Shoah, la memoria come antidoto

Per far memoria l’immaginazione è essenziale. Un ricordo viene rievocato tramite immagini. Ma come si fa a fare memoria di ciò che non si è vissuto direttamente? Anche in questo caso serve l’immaginazione. La differenza sta nel fatto che, in più, bisogna fare lo sforzo di immedesimarsi in ciò che altri hanno vissuto, mentre ce ne rendono partecipi. In altre parole, è necessaria la disponibilità di immaginare a partire dall’ascolto di una storia non nostra.
Questo sforzo immaginativo è l’unico che può aiutare a far memoria della Shoah grazie allo studio della sua storia. Vorrei, perciò, fare un esempio concreto di questo sforzo. Oggigiorno quando un insegnante entra in aula apre il registro elettronico e fa l’appello. Normalmente, nel chiamare ogni alunno per cognome e nome, lo saluta e gli chiede come sta, o come si sente, manifestando un minimo di interesse verso la sua presenza.

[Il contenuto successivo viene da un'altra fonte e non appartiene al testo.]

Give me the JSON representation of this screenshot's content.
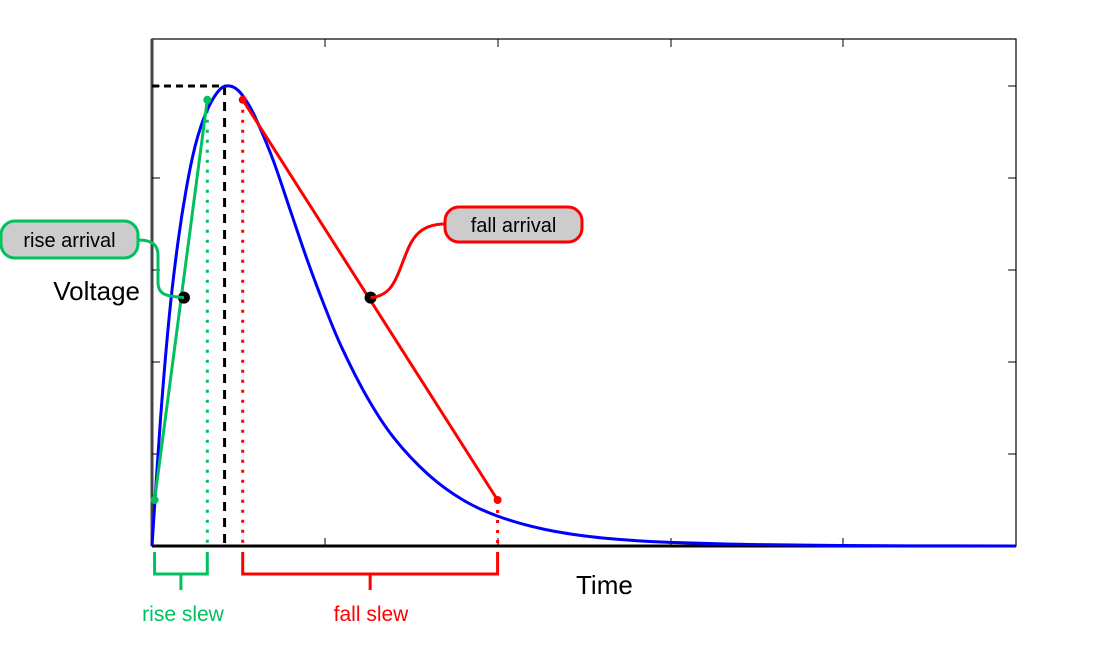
{
  "chart_data": {
    "type": "line",
    "title": "",
    "xlabel": "Time",
    "ylabel": "Voltage",
    "grid": false,
    "xlim": [
      0,
      10
    ],
    "ylim": [
      0,
      1
    ],
    "series": [
      {
        "color": "#0000ff",
        "x": [
          0.0,
          0.1,
          0.2,
          0.3,
          0.4,
          0.5,
          0.6,
          0.7,
          0.8,
          0.9,
          1.0,
          1.1,
          1.2,
          1.4,
          1.6,
          1.8,
          2.0,
          2.2,
          2.5,
          2.8,
          3.2,
          3.6,
          4.0,
          4.5,
          5.0,
          5.5,
          6.0,
          7.0,
          8.0,
          9.0,
          10.0
        ],
        "y": [
          0.0,
          0.28,
          0.5,
          0.66,
          0.78,
          0.87,
          0.93,
          0.97,
          0.995,
          1.0,
          0.99,
          0.965,
          0.93,
          0.84,
          0.73,
          0.62,
          0.52,
          0.43,
          0.32,
          0.235,
          0.155,
          0.1,
          0.065,
          0.038,
          0.022,
          0.013,
          0.008,
          0.003,
          0.001,
          0.0003,
          0.0
        ]
      }
    ],
    "annotations": {
      "peak": {
        "x": 0.84,
        "y": 1.0
      },
      "rise": {
        "start": {
          "x": 0.03,
          "y": 0.1
        },
        "end": {
          "x": 0.64,
          "y": 0.97
        },
        "arrival": {
          "x": 0.37,
          "y": 0.54
        },
        "color": "#00c060",
        "label": "rise arrival",
        "slew_label": "rise slew"
      },
      "fall": {
        "start": {
          "x": 1.05,
          "y": 0.97
        },
        "end": {
          "x": 4.0,
          "y": 0.1
        },
        "arrival": {
          "x": 2.53,
          "y": 0.54
        },
        "color": "#ff0000",
        "label": "fall arrival",
        "slew_label": "fall slew"
      }
    }
  }
}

Sembra qualcosa di poco conto. Ciò nonostante, proviamo ora ad immaginare di ritornare ai primi di settembre del 1938, all’inizio di quell’anno scolastico. Siamo insegnanti, entriamo nelle aule e alcune circolari ministeriali ci obbligano, mentre facciamo l’appello, a verificare chi fra i nostri studenti sia ebreo o presumibilmente tale, secondo arbitrari criteri stabiliti dal regime. Una volta fatta questa verifica, abbiamo l’obbligo, come funzionari pubblici, di denunciare al ministero dell’Istruzione questi nostri alunni e mandarli a casa. Pena: rischiare ritorsioni violente su di noi o sulle nostre famiglie.

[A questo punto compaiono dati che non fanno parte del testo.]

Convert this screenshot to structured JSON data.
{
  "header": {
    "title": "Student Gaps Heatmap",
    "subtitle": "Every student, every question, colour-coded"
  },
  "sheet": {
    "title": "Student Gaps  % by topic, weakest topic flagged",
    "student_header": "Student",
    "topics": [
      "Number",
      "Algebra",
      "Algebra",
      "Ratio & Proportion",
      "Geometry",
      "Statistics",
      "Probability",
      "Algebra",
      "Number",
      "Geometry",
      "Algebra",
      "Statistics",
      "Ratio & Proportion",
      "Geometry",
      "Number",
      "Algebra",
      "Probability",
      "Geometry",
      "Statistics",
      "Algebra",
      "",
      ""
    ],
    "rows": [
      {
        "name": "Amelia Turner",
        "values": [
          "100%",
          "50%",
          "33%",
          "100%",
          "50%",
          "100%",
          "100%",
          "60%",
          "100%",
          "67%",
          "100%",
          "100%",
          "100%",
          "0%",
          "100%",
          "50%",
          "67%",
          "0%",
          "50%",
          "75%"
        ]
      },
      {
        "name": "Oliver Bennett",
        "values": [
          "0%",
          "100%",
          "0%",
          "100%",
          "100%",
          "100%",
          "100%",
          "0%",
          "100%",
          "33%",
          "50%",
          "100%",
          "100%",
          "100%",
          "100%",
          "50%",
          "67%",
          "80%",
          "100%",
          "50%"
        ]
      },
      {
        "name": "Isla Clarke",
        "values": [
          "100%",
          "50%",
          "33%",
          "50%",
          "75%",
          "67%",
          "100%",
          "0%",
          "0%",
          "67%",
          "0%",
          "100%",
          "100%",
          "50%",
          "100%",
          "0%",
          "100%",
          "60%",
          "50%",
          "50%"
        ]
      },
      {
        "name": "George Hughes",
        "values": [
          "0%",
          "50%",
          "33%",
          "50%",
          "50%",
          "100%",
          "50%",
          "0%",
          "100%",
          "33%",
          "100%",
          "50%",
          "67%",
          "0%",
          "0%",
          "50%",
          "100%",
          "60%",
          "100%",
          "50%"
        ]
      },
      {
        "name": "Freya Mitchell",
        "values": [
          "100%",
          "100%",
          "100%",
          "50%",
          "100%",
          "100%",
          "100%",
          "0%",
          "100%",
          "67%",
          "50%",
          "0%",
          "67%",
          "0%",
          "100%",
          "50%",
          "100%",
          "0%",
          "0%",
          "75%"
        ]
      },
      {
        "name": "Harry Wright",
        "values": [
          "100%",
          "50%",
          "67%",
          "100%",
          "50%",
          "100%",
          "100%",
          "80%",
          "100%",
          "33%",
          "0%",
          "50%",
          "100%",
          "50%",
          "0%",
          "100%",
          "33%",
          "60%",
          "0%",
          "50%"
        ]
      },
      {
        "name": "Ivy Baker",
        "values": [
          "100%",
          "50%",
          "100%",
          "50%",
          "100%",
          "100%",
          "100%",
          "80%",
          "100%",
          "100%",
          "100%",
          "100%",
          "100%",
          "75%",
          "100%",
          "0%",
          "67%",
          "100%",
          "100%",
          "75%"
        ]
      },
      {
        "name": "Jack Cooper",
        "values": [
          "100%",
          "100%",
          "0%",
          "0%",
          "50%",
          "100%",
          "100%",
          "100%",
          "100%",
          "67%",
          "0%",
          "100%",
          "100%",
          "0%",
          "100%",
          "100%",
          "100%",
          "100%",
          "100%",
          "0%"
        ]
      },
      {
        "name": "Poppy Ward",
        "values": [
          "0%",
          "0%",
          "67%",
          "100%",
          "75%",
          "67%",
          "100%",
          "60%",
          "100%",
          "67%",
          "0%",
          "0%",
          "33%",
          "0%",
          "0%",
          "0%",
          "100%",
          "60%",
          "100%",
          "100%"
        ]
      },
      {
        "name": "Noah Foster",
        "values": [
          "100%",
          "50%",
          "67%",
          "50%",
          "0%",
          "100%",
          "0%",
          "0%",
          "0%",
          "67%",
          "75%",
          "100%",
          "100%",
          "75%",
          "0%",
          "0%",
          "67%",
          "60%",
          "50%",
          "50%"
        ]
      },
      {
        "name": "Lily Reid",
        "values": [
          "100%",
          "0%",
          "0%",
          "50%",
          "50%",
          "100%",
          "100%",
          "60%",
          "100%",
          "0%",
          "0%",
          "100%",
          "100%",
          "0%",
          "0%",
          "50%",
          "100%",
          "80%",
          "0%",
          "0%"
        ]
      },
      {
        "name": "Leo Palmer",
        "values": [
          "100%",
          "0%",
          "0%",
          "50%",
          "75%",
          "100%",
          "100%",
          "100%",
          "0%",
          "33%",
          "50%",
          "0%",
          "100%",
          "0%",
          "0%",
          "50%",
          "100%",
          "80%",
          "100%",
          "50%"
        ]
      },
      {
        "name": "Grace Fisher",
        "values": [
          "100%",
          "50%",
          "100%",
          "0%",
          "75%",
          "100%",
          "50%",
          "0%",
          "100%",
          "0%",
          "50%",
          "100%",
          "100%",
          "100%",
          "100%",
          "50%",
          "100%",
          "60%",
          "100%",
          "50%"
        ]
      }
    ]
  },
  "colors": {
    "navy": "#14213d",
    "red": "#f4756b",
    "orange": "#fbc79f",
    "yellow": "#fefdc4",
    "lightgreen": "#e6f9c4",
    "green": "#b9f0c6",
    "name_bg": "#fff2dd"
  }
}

Non è difficile comprendere che il modo di fare l’appello di oggi è decisamente migliore e più umano di quello dei colleghi del 1938. Non serve molta immaginazione. Ma, di questo, dovrebbero rendersene conto soprattutto gli studenti che, presenti in aula oggi, rievocano il Fascismo con nostalgia ed entusiasmo, senza porsi troppe remore al riguardo. Infatti, alcuni di essi si stanno convincendo che si può anche tornare a pestare un giovane insegnate per riaffermare la bontà degli «ideali» fascisti. Difficilmente, si può spiegare in altro modo ciò che è accaduto al povero collega dell’Antonietti di Iseo all’inizio di quest’anno solare, malmenato da alcuni ex-studenti nostalgici del duce.

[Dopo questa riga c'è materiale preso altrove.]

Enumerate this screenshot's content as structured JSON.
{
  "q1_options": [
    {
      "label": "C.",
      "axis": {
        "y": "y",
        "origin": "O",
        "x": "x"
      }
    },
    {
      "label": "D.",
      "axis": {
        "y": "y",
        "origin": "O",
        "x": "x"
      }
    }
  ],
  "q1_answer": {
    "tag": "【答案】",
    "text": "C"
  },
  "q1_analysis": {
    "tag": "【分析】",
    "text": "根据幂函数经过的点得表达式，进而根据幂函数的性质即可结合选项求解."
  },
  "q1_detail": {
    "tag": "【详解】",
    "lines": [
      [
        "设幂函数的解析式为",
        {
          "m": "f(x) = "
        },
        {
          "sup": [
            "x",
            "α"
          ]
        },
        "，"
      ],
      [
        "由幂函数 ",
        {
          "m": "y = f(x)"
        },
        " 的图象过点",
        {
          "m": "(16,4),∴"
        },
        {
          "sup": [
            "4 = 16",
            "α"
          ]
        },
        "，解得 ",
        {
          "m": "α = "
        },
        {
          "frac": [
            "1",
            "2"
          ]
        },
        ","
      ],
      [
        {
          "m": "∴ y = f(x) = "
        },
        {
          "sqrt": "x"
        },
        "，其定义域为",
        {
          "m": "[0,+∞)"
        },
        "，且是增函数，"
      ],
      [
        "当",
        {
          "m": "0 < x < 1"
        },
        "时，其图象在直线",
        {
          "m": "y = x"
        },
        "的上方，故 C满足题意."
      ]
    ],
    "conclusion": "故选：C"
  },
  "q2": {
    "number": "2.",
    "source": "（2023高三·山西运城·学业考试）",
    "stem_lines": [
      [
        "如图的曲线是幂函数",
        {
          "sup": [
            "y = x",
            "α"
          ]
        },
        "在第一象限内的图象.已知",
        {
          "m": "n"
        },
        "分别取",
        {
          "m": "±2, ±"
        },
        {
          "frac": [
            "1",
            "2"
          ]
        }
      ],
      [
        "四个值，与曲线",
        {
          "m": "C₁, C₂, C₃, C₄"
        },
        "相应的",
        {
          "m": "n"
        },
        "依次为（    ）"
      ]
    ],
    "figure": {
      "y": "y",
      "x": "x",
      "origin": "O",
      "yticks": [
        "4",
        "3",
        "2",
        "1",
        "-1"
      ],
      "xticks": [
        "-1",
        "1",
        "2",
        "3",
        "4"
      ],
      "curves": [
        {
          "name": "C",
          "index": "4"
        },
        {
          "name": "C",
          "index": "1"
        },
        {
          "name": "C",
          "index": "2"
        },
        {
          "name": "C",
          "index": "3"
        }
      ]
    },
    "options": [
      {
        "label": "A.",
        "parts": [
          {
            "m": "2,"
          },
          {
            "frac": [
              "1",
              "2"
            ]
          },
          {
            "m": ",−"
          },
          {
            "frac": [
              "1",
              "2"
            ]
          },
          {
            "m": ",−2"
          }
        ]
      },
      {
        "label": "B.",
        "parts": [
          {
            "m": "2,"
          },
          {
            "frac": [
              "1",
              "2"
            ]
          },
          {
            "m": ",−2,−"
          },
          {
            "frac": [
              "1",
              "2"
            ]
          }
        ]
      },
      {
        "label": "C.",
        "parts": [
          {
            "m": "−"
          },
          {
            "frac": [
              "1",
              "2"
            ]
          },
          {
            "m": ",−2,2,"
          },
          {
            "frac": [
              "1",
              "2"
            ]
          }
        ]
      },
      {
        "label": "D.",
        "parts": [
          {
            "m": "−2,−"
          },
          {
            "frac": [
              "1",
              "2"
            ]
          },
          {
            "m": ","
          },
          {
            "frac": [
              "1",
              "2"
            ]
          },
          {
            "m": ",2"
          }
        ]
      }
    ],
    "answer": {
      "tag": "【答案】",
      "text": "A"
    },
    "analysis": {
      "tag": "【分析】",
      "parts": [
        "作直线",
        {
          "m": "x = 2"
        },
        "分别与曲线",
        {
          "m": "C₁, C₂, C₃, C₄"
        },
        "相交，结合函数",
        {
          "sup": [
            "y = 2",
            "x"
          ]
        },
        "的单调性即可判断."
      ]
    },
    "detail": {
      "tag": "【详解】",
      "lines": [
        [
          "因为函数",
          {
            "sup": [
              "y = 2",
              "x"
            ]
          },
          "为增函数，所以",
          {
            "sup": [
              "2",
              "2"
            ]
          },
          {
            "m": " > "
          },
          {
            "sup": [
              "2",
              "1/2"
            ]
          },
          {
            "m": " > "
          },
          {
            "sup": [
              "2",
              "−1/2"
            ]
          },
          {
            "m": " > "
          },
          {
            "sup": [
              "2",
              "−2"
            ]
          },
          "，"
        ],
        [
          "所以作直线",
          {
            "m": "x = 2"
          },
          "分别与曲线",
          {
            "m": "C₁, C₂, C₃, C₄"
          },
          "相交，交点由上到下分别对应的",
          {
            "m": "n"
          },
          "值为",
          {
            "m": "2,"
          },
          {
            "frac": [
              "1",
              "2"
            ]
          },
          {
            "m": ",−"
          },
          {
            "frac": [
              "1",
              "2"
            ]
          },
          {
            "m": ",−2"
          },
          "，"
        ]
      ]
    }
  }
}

Sembra che alcuni studenti non percepiscano la fortuna di vivere in una scuola democratica, in cui noi insegnanti cerchiamo di educarli con pazienza e non di denunciarli per apologia di Fascismo ogni volta che inneggiano a ciò che non hanno vissuto. Certamente, anche in questo caso è di aiuto rinfrescare loro la memoria, ovvero aiutarli ad immaginare che la forza dell’istruzione è altra e contraria a quella dell’intimidazione, della minaccia e della violenza.